Lower Back Pain
The lumbar spine is a very complex area to treat. The changes in the structure of the lower back compared to the upper back means there is an increase in the stresses and strains through its joints and tissues. Interconnecting soft tissues from the upper back and hip mean that pain cannot always be indigenous to the lumbar spine but may be referred from other misused areas and poor biomechanics.
However, some structural problems can occur within in the lumbar spine that can affect different age groups. Below are some common ones:
Spondylosis (or osteoarthritis)
Wear and tear at the spinal segments, like all other joints, can take their toll on the lumbar area. The lumbar spine carries the weight from the upper back, neck and upper extremities, and therefore can be susceptible to arthritic changes. Unfortunately these changes in the spine are irreversible.
Changes can occur in the main body of the spinal vertebrae or in the lateral zygapophyseal joints (which can be known as facet joint syndrome). Symptoms are usually felt in the back, buttock and legs.
It is important to have a preliminary medical assessment with your GP to ensure you are on the right course of pain relief where required.

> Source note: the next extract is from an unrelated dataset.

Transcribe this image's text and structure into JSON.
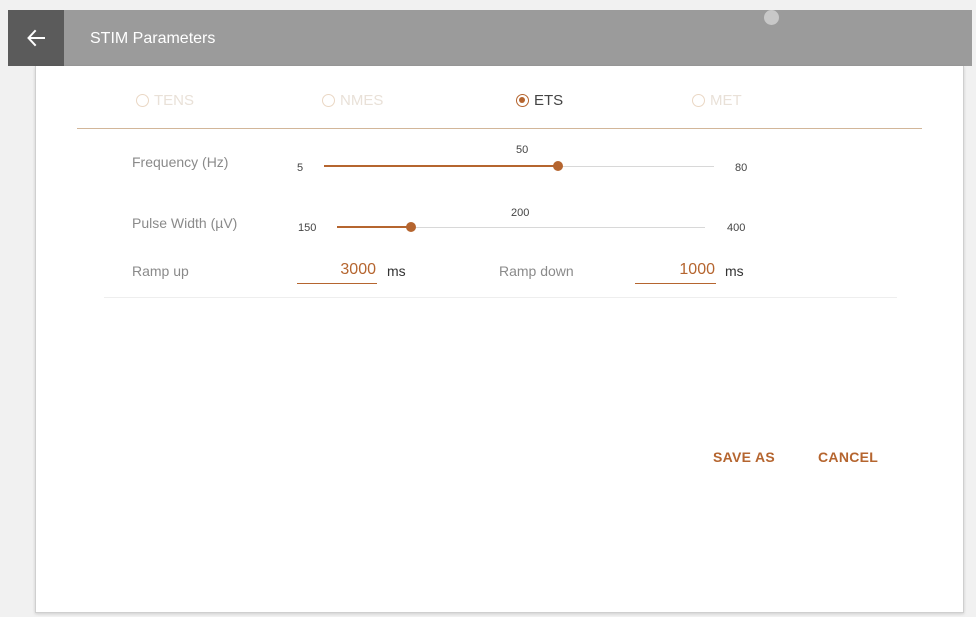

Physiotherapy will teach you how to manage and reduce your symptoms. Postural re-education and core retraining will always be a central aspect to your rehabilitation to ensure pain prevention, stronger deep abdominal and back muscles.
Disc Protrusions (or ‘slipped discs’)
Disc protrusions occur most commonly between the ages of 16 and 55. Disc protrusions can occur with trauma but more commonly with repetitive strain of the spine like over flexing or twisting, with or without load. Long periods of sitting, especially in a bad position can also increase your likelihood of having a disc injury. Uneven pressures on the discs of the spine, when doing the movements mentioned allow the disc to move in different directions depending on the stresses imposed on them. Often discs can protrude towards the neural structures and cause uni-lateral or bilateral hip and leg pain as well as back pain. Some complain of neural symptoms such as pins and needles, numbness and weakness. If you start to experience such symptoms, an assessment is strongly advised to prevent further deterioration in symptoms.

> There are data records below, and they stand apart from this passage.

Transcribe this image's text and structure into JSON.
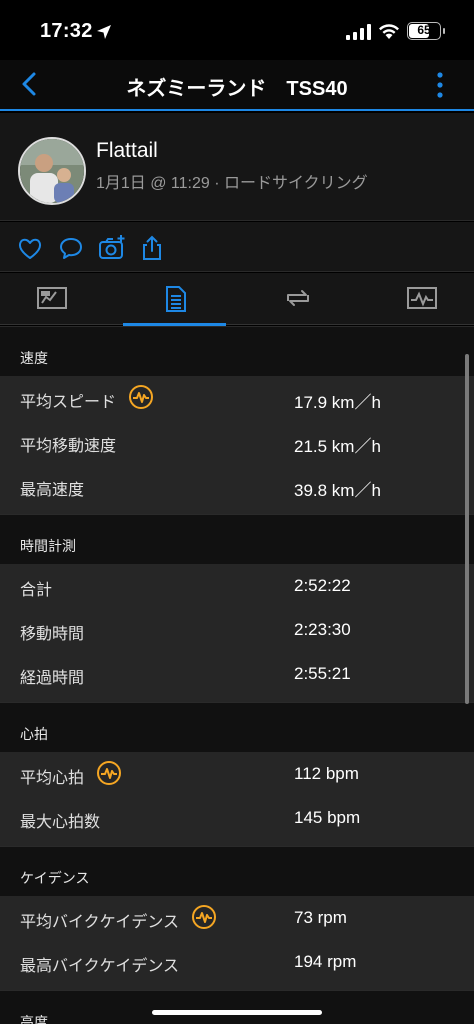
{
  "status": {
    "time": "17:32",
    "battery": "65",
    "battery_level": 0.65
  },
  "nav": {
    "title": "ネズミーランド　TSS40"
  },
  "profile": {
    "name": "Flattail",
    "subtitle": "1月1日 @ 11:29 · ロードサイクリング"
  },
  "icons": {
    "back": "chevron-left-icon",
    "more": "more-vertical-icon",
    "like": "heart-icon",
    "comment": "comment-icon",
    "photo": "add-photo-icon",
    "share": "share-icon",
    "tab1": "map-icon",
    "tab2": "stats-list-icon",
    "tab3": "laps-icon",
    "tab4": "chart-icon",
    "badge": "heart-rate-badge-icon"
  },
  "colors": {
    "accent": "#1e88e5",
    "badge": "#f5a623"
  },
  "sections": [
    {
      "title": "速度",
      "rows": [
        {
          "label": "平均スピード",
          "value": "17.9 km／h",
          "badge": true
        },
        {
          "label": "平均移動速度",
          "value": "21.5 km／h",
          "badge": false
        },
        {
          "label": "最高速度",
          "value": "39.8 km／h",
          "badge": false
        }
      ]
    },
    {
      "title": "時間計測",
      "rows": [
        {
          "label": "合計",
          "value": "2:52:22",
          "badge": false
        },
        {
          "label": "移動時間",
          "value": "2:23:30",
          "badge": false
        },
        {
          "label": "経過時間",
          "value": "2:55:21",
          "badge": false
        }
      ]
    },
    {
      "title": "心拍",
      "rows": [
        {
          "label": "平均心拍",
          "value": "112 bpm",
          "badge": true
        },
        {
          "label": "最大心拍数",
          "value": "145 bpm",
          "badge": false
        }
      ]
    },
    {
      "title": "ケイデンス",
      "rows": [
        {
          "label": "平均バイクケイデンス",
          "value": "73 rpm",
          "badge": true
        },
        {
          "label": "最高バイクケイデンス",
          "value": "194 rpm",
          "badge": false
        }
      ]
    },
    {
      "title": "高度",
      "rows": []
    }
  ]
}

How to prevent disc injuries when lifting
Here are some key points to remember:
- Maintain neutral spine when sitting, standing and especially when handling heavy objects
- Try to avoid long periods of sitting
- Avoid repetitive bending tasks, and use your legs instead of your back
- Keep back and postural muscles strong
Sciatica – Sciatica is the medical name for pain that radiates from the buttock into the back or the side of the leg. People can often complain of pins and needles, numbness, shooting pains, weakness and or pain in one or both legs. It is important to note that sciatica is a symptom of another medical condition that needs to be addressed to prevent reoccurrence of your sciatica.
The most common cause of sciatica arises from compression of the nerve root from prolapsed or ‘slipped’ lumbar discs. However, this is not the only reason sciatica may arise. Compression, injury or irritation at any point of the sciatica nerve can reproduce the same type of symptoms.
It is important to have an assessment as soon as possible to determine the cause of the symptoms and address them before the symptoms worsen.